Suppose we want to take the list of components of the engine of a machine (the only present).

🚨 The unsafe strategy:

components: list = nasty_dict["machines"][0]["engine"]["components"]

This is unsafe because it is highly prone to raise IndexError, KeyError, TypeError if you use the wrong key/index or if the data just isn't there.

😴 The safe (but boring) strategy:

machines: list | None = nasty_dict.get("machines", None)
machine: dict | None = next(iter(machines), None) if machines else None
engine: dict | None = machine.get("engine", None) if machine is not None else None
components: list | None: engine.get("components", None) if engine is not None else None
  

This is not only tedious but labourious! At least, it's safe. We would not raise errors to break our code.

Introducing dig

With this tool we may quickly and securely navigate through all sorts of nested data.

Let's consider the nasty_dict from the past section and that we also want to access the list of components.

from py_data_digger import dig

components: list | None = dig(nasty_dict, "machines", 0, "engine", "components")

That's it! All the access problems are solved. If the data you want isn't there, it returns None and you can just move on!

components: list | None = dig(nasty_dict, "machines", 0, "engine_2", "components")
if components is None:
  return None

Introducing seek

Not satisfied with None returns?

The seek function works just like dig, but it will raise an error if the path informed could not be found.

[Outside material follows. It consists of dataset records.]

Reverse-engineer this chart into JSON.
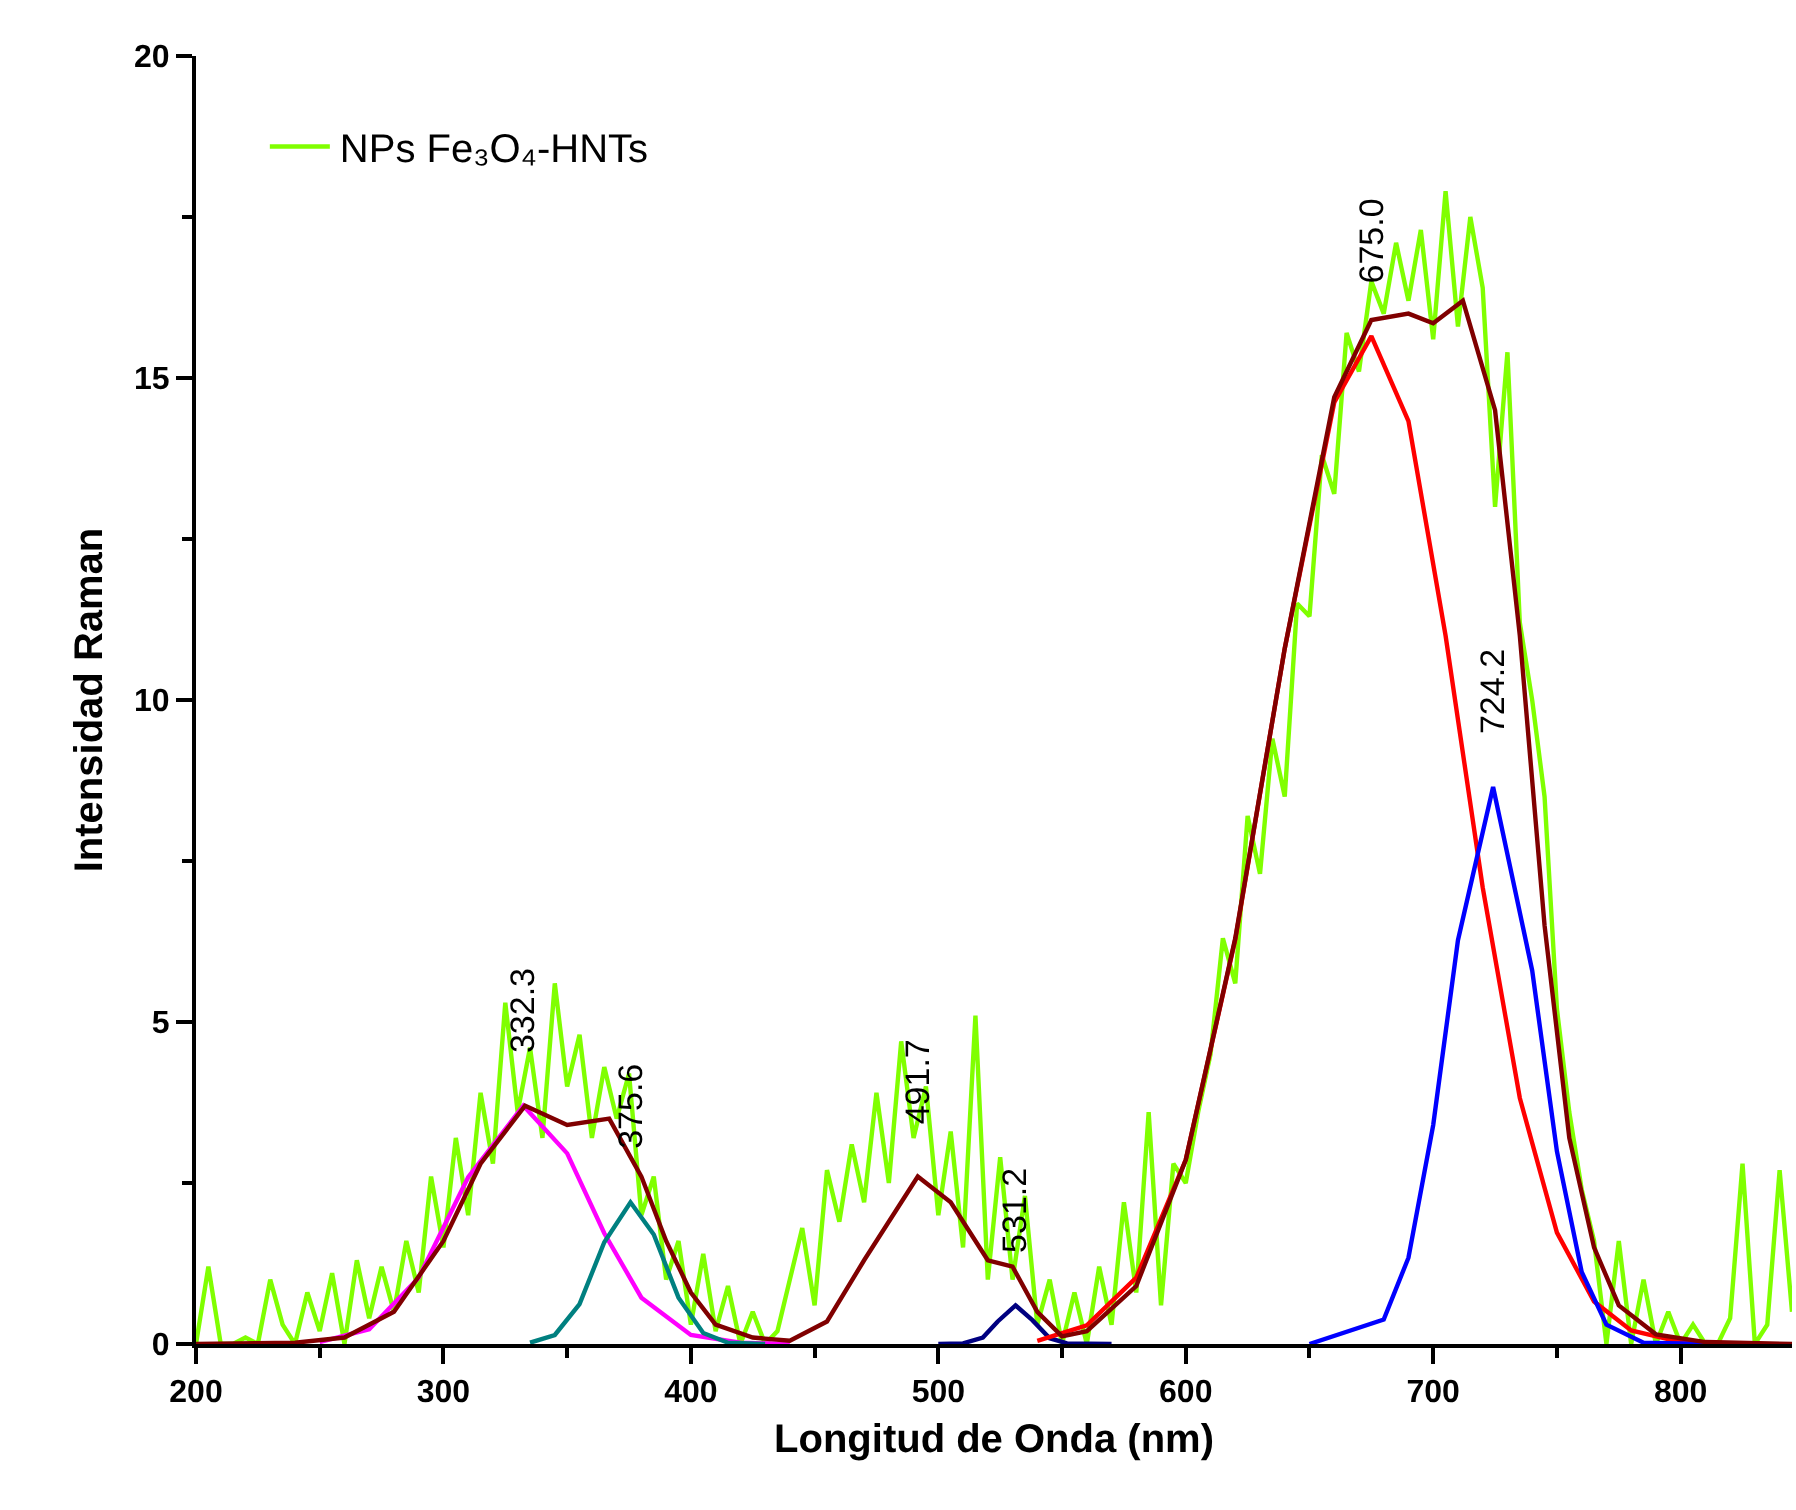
{
  "chart_data": {
    "type": "line",
    "xlabel": "Longitud de Onda (nm)",
    "ylabel": "Intensidad Raman",
    "xlim": [
      200,
      845
    ],
    "ylim": [
      0,
      20
    ],
    "xticks": [
      200,
      300,
      400,
      500,
      600,
      700,
      800,
      {
        "value": 250,
        "label": null
      },
      {
        "value": 350,
        "label": null
      },
      {
        "value": 450,
        "label": null
      },
      {
        "value": 550,
        "label": null
      },
      {
        "value": 650,
        "label": null
      },
      {
        "value": 750,
        "label": null
      }
    ],
    "yticks": [
      0,
      5,
      10,
      15,
      20,
      {
        "value": 2.5,
        "label": null
      },
      {
        "value": 7.5,
        "label": null
      },
      {
        "value": 12.5,
        "label": null
      },
      {
        "value": 17.5,
        "label": null
      }
    ],
    "legend": "top left",
    "line_style": "solid",
    "marker": "none",
    "series": [
      {
        "name": "NPs Fe₃O₄-HNTs",
        "color": "#80ff00",
        "x": [
          200,
          205,
          210,
          215,
          220,
          225,
          230,
          235,
          240,
          245,
          250,
          255,
          260,
          265,
          270,
          275,
          280,
          285,
          290,
          295,
          300,
          305,
          310,
          315,
          320,
          325,
          330,
          335,
          340,
          345,
          350,
          355,
          360,
          365,
          370,
          375,
          380,
          385,
          390,
          395,
          400,
          405,
          410,
          415,
          420,
          425,
          430,
          435,
          440,
          445,
          450,
          455,
          460,
          465,
          470,
          475,
          480,
          485,
          490,
          495,
          500,
          505,
          510,
          515,
          520,
          525,
          530,
          535,
          540,
          545,
          550,
          555,
          560,
          565,
          570,
          575,
          580,
          585,
          590,
          595,
          600,
          605,
          610,
          615,
          620,
          625,
          630,
          635,
          640,
          645,
          650,
          655,
          660,
          665,
          670,
          675,
          680,
          685,
          690,
          695,
          700,
          705,
          710,
          715,
          720,
          725,
          730,
          735,
          740,
          745,
          750,
          755,
          760,
          765,
          770,
          775,
          780,
          785,
          790,
          795,
          800,
          805,
          810,
          815,
          820,
          825,
          830,
          835,
          840,
          845
        ],
        "values": [
          0,
          1.2,
          0,
          0,
          0.1,
          0,
          1.0,
          0.3,
          0,
          0.8,
          0.2,
          1.1,
          0,
          1.3,
          0.4,
          1.2,
          0.5,
          1.6,
          0.8,
          2.6,
          1.5,
          3.2,
          2.0,
          3.9,
          2.8,
          5.3,
          3.6,
          4.6,
          3.2,
          5.6,
          4.0,
          4.8,
          3.2,
          4.3,
          3.5,
          4.2,
          2.0,
          2.6,
          1.0,
          1.6,
          0.3,
          1.4,
          0.2,
          0.9,
          0,
          0.5,
          0,
          0.2,
          1.0,
          1.8,
          0.6,
          2.7,
          1.9,
          3.1,
          2.2,
          3.9,
          2.5,
          4.7,
          3.2,
          4.0,
          2.0,
          3.3,
          1.5,
          5.1,
          1.0,
          2.9,
          1.0,
          2.3,
          0.3,
          1.0,
          0,
          0.8,
          0,
          1.2,
          0.3,
          2.2,
          0.8,
          3.6,
          0.6,
          2.8,
          2.5,
          3.6,
          4.5,
          6.3,
          5.6,
          8.2,
          7.3,
          9.4,
          8.5,
          11.5,
          11.3,
          13.8,
          13.2,
          15.7,
          15.1,
          16.5,
          16.0,
          17.1,
          16.2,
          17.3,
          15.6,
          17.9,
          15.8,
          17.5,
          16.4,
          13.0,
          15.4,
          11.2,
          10.0,
          8.5,
          5.2,
          3.6,
          2.4,
          1.6,
          0,
          1.6,
          0,
          1.0,
          0,
          0.5,
          0,
          0.3,
          0,
          0,
          0.4,
          2.8,
          0,
          0.3,
          2.7,
          0.5
        ]
      },
      {
        "color": "#ff00ff",
        "x": [
          250,
          270,
          290,
          310,
          332.3,
          350,
          365,
          380,
          400,
          420,
          440
        ],
        "values": [
          0.03,
          0.23,
          1.03,
          2.59,
          3.7,
          2.96,
          1.72,
          0.72,
          0.14,
          0.02,
          0
        ]
      },
      {
        "color": "#008080",
        "x": [
          335,
          345,
          355,
          365,
          375.6,
          385,
          395,
          405,
          415,
          430
        ],
        "values": [
          0.02,
          0.14,
          0.62,
          1.58,
          2.2,
          1.7,
          0.72,
          0.17,
          0.02,
          0
        ]
      },
      {
        "color": "#000080",
        "x": [
          500,
          510,
          518,
          524,
          531.2,
          538,
          545,
          552,
          570
        ],
        "values": [
          0,
          0.01,
          0.1,
          0.35,
          0.6,
          0.37,
          0.09,
          0.01,
          0
        ]
      },
      {
        "color": "#ff0000",
        "x": [
          540,
          560,
          580,
          600,
          620,
          640,
          660,
          675,
          690,
          705,
          720,
          735,
          750,
          765,
          780,
          800,
          830
        ],
        "values": [
          0.05,
          0.29,
          1.03,
          2.86,
          6.28,
          10.8,
          14.62,
          15.65,
          14.33,
          11.0,
          7.09,
          3.82,
          1.73,
          0.66,
          0.21,
          0.03,
          0
        ]
      },
      {
        "color": "#0000ff",
        "x": [
          650,
          680,
          690,
          700,
          710,
          724.2,
          740,
          750,
          760,
          770,
          785,
          810
        ],
        "values": [
          0,
          0.38,
          1.34,
          3.4,
          6.27,
          8.65,
          5.8,
          2.99,
          1.12,
          0.3,
          0.02,
          0
        ]
      },
      {
        "color": "#800000",
        "x": [
          200,
          240,
          260,
          280,
          300,
          315,
          333,
          350,
          367,
          380,
          390,
          400,
          410,
          425,
          440,
          455,
          470,
          491.7,
          505,
          520,
          530,
          540,
          550,
          560,
          580,
          600,
          620,
          640,
          660,
          675,
          690,
          700,
          712,
          725,
          735,
          745,
          755,
          765,
          775,
          790,
          810,
          845
        ],
        "values": [
          0,
          0.02,
          0.1,
          0.5,
          1.6,
          2.8,
          3.7,
          3.4,
          3.5,
          2.6,
          1.6,
          0.8,
          0.3,
          0.1,
          0.05,
          0.35,
          1.3,
          2.6,
          2.2,
          1.3,
          1.2,
          0.5,
          0.12,
          0.2,
          0.9,
          2.86,
          6.3,
          10.8,
          14.7,
          15.9,
          16.0,
          15.85,
          16.2,
          14.5,
          11,
          6.5,
          3.2,
          1.5,
          0.6,
          0.15,
          0.03,
          0
        ]
      }
    ],
    "annotations": [
      {
        "text": "332.3",
        "x": 332.3,
        "y": 3.7
      },
      {
        "text": "375.6",
        "x": 375.6,
        "y": 2.2
      },
      {
        "text": "491.7",
        "x": 491.7,
        "y": 2.6
      },
      {
        "text": "531.2",
        "x": 531.2,
        "y": 0.6
      },
      {
        "text": "675.0",
        "x": 675,
        "y": 15.65
      },
      {
        "text": "724.2",
        "x": 724.2,
        "y": 8.65
      }
    ]
  }
}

from py_data_digger import seek


components: list = seek(nasty_dict, "machines", 0, "engine_2", "components")
>>> SeekError: Data digger can't go any further: KeyError
Path traveled: dict -> machines -> 0 -> engine_2

The cool thing is, you would need to handle just one exception (SeekError). It also shows where it failed to seek 😎

Seeking/digging objects

And there is more! If you also want to look inside object attributes, you may do it by passing a special flag. This way it will be compatible with any nested objects like Pydantic models and dataclasses!

  person = Person(name='John Doe')
  my_dict = {
  'item_with_object': person
  }

  dig(my_dict, 'item_with_object', 'name', dig_objects=True)
  >>> 'John Doe'

  dig(my_dict, 'item_with_object', 'age', dig_objects=True)
  >>> None

  seek(my_dict, 'item_with_object', 'name', seek_objects=True)
  >>> 'John Doe'

  seek(my_dict, 'item_with_object', 'age', seek_objects=True)
  >>> SeekError

⚠️ The special flag is required because attribute names may conflict with other mapped keys. Use with caution.